Fifteen employees left from 2013 through 2015, some to better-paying jobs within county government. Turnover during that period cost the Clerk’s Office more than $2 million in hiring and training costs, union representatives say. Instead, they could have spent that money to cover nearly five years of the requested raises, union president Stewart said.

“The county continues to waste money,” she said. “We’re losing people left and right. We’re losing money in training costs.”

They have support from judges and many other court officials.

“This gross under-compensation of deputy clerks and the resultant talent drain are affecting the Superior Court,” Judge Michael Downes wrote to the County Council last June. “The clerks assigned to our trial departments are responsible for complex and crucial processes supporting the court; these are not standard ‘clerical’ tasks which can be handled by anyone.”

The disparities have left some clerk employees wondering if the overwhelmingly female composition of the office has something to do with how they’re being treated; all but a half-dozen of their employees — more than 90 percent — are women.

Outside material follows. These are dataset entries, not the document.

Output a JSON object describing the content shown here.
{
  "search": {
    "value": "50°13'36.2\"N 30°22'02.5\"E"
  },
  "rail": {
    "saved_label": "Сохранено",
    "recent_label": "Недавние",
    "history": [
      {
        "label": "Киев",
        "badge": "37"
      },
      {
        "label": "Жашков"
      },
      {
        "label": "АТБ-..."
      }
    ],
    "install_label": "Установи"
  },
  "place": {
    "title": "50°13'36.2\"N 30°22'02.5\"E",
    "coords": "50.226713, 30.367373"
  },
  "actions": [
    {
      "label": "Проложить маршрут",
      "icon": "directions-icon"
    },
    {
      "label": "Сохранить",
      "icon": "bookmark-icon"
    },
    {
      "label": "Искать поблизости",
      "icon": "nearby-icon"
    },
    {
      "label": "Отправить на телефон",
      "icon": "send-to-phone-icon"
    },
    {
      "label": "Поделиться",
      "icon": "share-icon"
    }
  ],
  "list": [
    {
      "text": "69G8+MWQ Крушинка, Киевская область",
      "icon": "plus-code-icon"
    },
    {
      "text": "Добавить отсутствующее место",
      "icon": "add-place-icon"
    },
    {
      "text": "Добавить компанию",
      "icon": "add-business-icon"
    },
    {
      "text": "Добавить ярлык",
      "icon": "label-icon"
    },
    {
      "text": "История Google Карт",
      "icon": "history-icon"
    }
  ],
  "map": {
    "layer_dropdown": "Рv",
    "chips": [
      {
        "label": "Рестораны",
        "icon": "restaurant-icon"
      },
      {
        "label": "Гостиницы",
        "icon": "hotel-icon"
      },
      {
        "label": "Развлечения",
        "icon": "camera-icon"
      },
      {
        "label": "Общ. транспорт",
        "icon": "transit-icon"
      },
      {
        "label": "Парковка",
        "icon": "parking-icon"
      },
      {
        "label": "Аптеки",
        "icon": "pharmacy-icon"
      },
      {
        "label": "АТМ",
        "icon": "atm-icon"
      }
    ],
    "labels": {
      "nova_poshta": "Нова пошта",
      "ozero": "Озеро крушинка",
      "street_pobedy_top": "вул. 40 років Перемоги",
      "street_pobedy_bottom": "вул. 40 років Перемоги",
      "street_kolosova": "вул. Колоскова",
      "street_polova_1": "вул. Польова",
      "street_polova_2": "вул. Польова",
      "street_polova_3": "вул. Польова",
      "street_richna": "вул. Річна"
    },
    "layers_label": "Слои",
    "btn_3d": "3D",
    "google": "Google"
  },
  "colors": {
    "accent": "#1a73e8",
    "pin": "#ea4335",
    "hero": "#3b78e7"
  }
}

Things are growing tenser with the clerks after a breakthrough on another labor front.

The County Council last week ratified a new four-year contract for members the AFSCME-affiliated Washington State Council of County and City Employees. That contract covers roughly half of the 2,800-person county workforce.

The agreement grants yearly raises of up to 2.5 percent.

County Executive Dave Somers issued a statement saying that resolving the clerks’ long-standing labor dispute has been “one of his highest priorities” since taking office this year.

“We have made a fair offer to the SCCA (Snohomish County Clerks’ Association) that is equal to the recent AFSCME agreement,” Somers said. “We will continue to work with the SCCA on finding a fair solution.”

The clerks’ association broke away from AFSCME in 2005. The following year, the clerks walked out over a contract impasse with the county administration.

All but three areas of Superior Court operations were shut down Monday, Presiding Judge Linda Krese said.

“Basically, we were trying to cover the things we’re mandated to do,” Krese said. “By law we can’t operate a court without a clerk.”